My eyes widen as synchronized rhythms grow louder in my ears. I can suddenly hear the confirmation of what my eyes just witnessed. I open my mouth to say something, to ask how this is possible or why it feels so significant, but Tarek’s mouth presses against mine, and I go still. I shut my eyes and quiet the questions blazing through me, afraid that I’ll do something to fuck up his thura while he’s using it to glamour me.

I press my mouth harder against his, not able to help it, but it isn’t until Tarek’s large hands cup my face to hold me still that I realize he’snotkissing me, not exactly anyway. His mouth is cushioned against mine, but instead of nibbling on my lips or deepening the contact between us, he’s breathing into me.

It caresses my tongue and drips down my throat, tasting of smoky need and biting steel. It cools my insides at first, but then a prick of warmth starts at my center. It sluggishly ebbs out and begins to coat everything it touches. The sensation and flavor of his power slinks over me, masking my tan skin and freckles, tucking away my silver eyes and moonbeam-stroked hair. Each breath of Tarek’s thura shutters protection down around me. It shields me from the monsters by showing them that I am one too.

Bit by bit, Tarek’s influence begins to wane. All too quickly, the consuming deluge becomes nothing more than a trickle. I’m tempted to grab his head to keep him here. The drive to force him to stay pressed against me, feeding me from the depths of his strength, is abruptly all consuming. A new hunger arises, one that I suspect is solely linked to the Sanguinna in me. The staggering demand for blood hits me so hard and so fast that it triggers a flare of panic. Cold alarm hammers through me, and I think it’s the only thing that allows me to shackle the pounding urge and keep my hands down and my sudden thirst in check.
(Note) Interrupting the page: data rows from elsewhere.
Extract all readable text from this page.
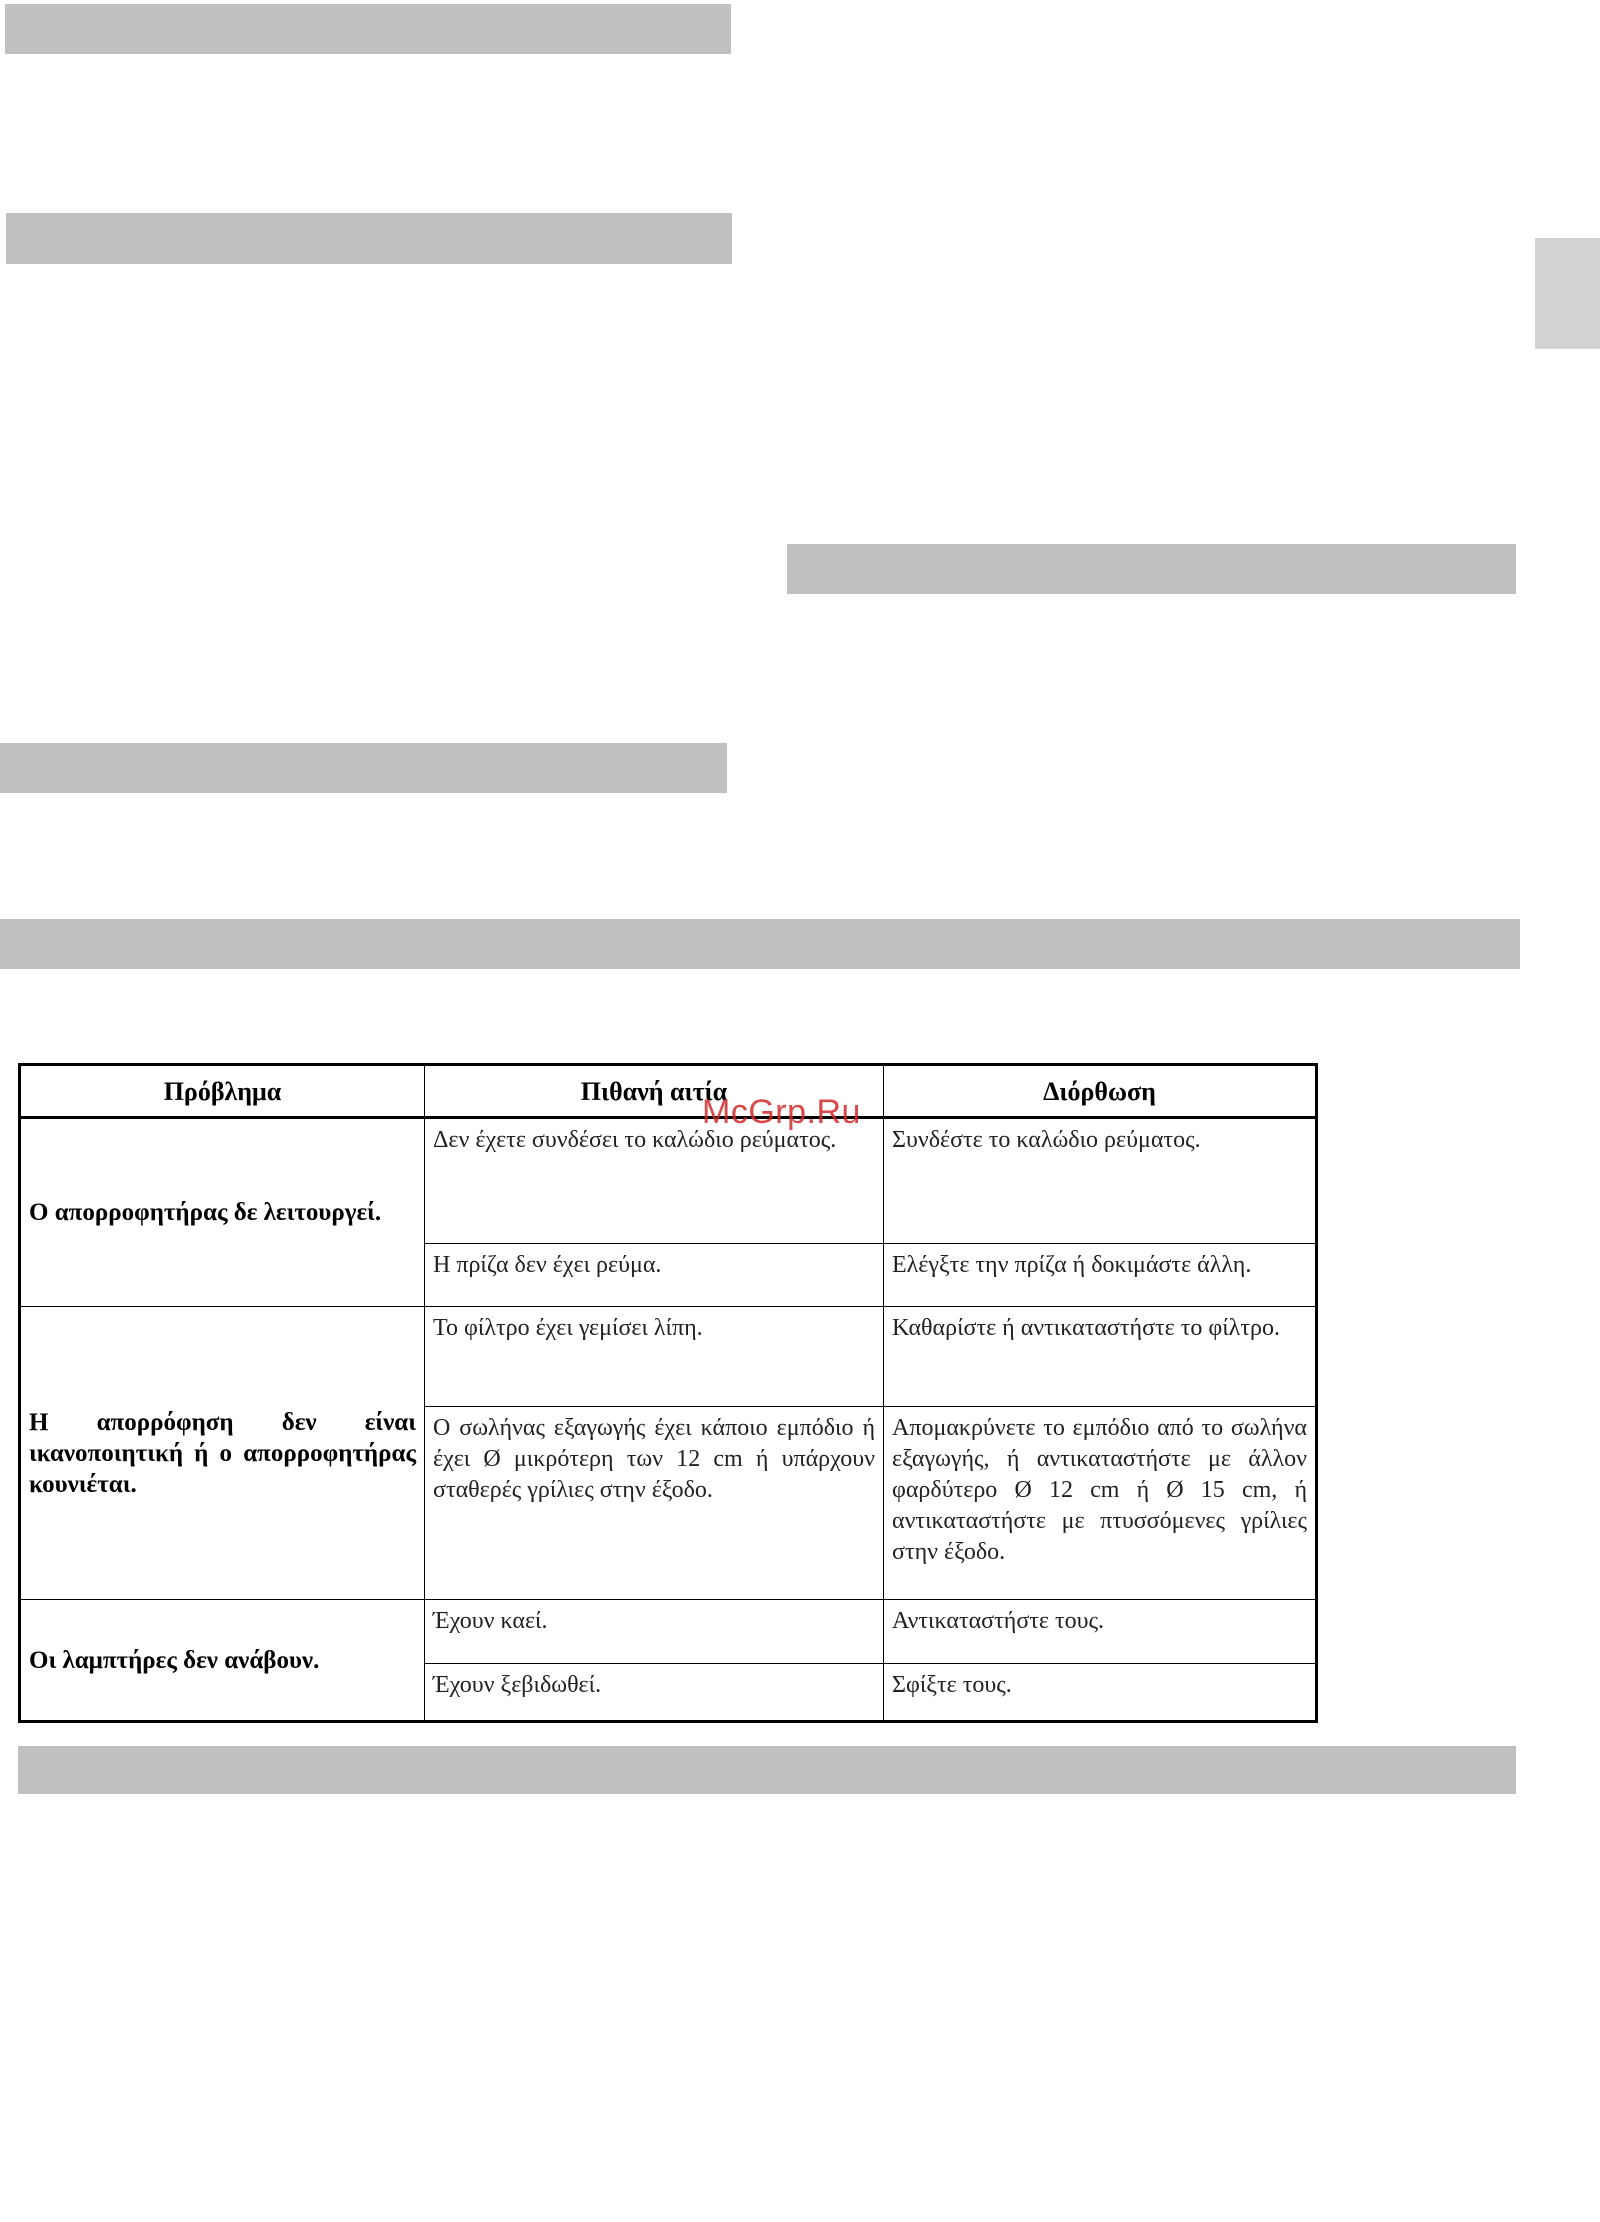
Πρόβλημα	Πιθανή αιτία	Διόρθωση
Ο απορροφητήρας δε λειτουργεί.	Δεν έχετε συνδέσει το καλώδιο ρεύματος.	Συνδέστε το καλώδιο ρεύματος.
	Η πρίζα δεν έχει ρεύμα.	Ελέγξτε την πρίζα ή δοκιμάστε άλλη.
Η απορρόφηση δεν είναι ικανοποιητική ή ο απορροφητήρας κουνιέται.	Το φίλτρο έχει γεμίσει λίπη.	Καθαρίστε ή αντικαταστήστε το φίλτρο.
	Ο σωλήνας εξαγωγής έχει κάποιο εμπόδιο ή έχει Ø μικρότερη των 12 cm ή υπάρχουν σταθερές γρίλιες στην έξοδο.	Απομακρύνετε το εμπόδιο από το σωλήνα εξαγωγής, ή αντικαταστήστε με άλλον φαρδύτερο Ø 12 cm ή Ø 15 cm, ή αντικαταστήστε με πτυσσόμενες γρίλιες στην έξοδο.
Οι λαμπτήρες δεν ανάβουν.	Έχουν καεί.	Αντικαταστήστε τους.
	Έχουν ξεβιδωθεί.	Σφίξτε τους.
McGrp.Ru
The stream of power from Tarek stops completely, and the thrumming need for blood quiets from a pummeling demand to a manageable tap against my senses. Tarek’s hands continue to hold me in place, and a spark of confusion flickers through me. Why is he not stepping back? And then his stationary lips, where they’re still pressed against mine, start to move.
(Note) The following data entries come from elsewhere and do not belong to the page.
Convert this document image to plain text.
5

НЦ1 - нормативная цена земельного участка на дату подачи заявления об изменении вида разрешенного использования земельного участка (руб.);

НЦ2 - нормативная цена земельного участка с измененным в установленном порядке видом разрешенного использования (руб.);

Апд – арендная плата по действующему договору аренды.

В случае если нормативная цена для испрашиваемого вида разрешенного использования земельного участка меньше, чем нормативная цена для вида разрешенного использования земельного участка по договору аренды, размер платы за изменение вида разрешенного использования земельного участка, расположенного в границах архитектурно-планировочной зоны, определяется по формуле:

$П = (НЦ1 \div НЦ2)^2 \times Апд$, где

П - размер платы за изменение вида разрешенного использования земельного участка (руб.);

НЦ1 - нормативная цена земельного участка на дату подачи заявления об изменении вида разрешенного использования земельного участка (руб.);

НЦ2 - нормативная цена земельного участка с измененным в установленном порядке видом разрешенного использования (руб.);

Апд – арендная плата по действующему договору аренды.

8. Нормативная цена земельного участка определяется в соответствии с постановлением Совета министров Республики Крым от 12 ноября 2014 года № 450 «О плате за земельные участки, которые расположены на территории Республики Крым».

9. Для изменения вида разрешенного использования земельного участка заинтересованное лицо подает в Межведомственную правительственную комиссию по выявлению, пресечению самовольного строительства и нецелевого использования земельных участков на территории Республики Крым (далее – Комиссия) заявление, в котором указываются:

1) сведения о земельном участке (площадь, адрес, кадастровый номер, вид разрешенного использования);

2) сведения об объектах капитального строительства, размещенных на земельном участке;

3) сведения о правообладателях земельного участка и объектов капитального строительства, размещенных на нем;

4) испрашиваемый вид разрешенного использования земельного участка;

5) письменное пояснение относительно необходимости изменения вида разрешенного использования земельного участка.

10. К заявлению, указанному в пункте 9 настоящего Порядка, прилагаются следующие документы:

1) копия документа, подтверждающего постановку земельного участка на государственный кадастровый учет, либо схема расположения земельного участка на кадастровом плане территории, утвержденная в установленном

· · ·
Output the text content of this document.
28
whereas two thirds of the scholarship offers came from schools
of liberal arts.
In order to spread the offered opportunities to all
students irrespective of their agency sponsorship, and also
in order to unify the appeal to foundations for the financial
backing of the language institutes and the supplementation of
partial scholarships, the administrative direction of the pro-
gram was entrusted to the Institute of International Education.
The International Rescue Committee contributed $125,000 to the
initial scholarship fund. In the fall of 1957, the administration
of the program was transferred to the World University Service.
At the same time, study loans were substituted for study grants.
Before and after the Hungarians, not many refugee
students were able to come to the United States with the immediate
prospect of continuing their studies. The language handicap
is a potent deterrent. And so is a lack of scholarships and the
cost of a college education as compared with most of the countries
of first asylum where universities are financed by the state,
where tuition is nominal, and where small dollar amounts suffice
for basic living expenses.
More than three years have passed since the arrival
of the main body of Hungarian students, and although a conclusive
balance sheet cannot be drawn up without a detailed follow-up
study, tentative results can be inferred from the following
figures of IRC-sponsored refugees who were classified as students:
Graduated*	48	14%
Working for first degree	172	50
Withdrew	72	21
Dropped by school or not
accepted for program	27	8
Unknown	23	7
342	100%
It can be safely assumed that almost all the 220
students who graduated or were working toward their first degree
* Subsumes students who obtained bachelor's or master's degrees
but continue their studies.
His mouth is tentative at first, searching. Doubt drips through me, not having watched him do this with Skull and Bones, but then he lightly suckles my bottom lip, and my uncertainty unravels. This isn’t about glamour; this is a surrender to the driving desire that’s been building since the first night that I washed his body and tempted his soul.

Gone is the thura that Tarek was pouring into me, and in its place is his tantalizing and tortuous tongue as he begins to insatiably plunder my mouth. I mewl softly, ready to drown in the feel of him, the feel of us as we finally collide and ignite. He works expertly around my fangs, careful not to nick himself, although the prickling in my gut that wants his blood to be streaming down my throat right now wishes he would.

I once again freeze, disturbed by the direction of my desire, but Tarek growls his objection to my sudden inaction, and the carnal sound crushes my hesitation under the weight of his voracious hunger. Abandoning all inhibition, I dive into the want and possession I feel in his kiss, meeting it with my own. We nibble and imbibe, trading fervor back and forth, and then Tarek slows, taking our mouths and connection from a frenzy to a measured, methodical devouring. Each stroke of his tongue against mine, every pull and suckle of his lips, has potent need coursing through me like venom. I burn and transform from the contact, no longer sure of who I’ll be on the other side of this, but there isn’t an ounce of me that cares.

If the three of them are the bargain for my soul, they can have it.

I thread my fingers in Tarek’s hair only to find his loose waves have been pulled tightly behind his head. My eyes snap open, and I discover that Tarek’s snowflake-blue eyes and ivory complexion are now hidden underneath the same black and white glamour that the rest of us are draped in.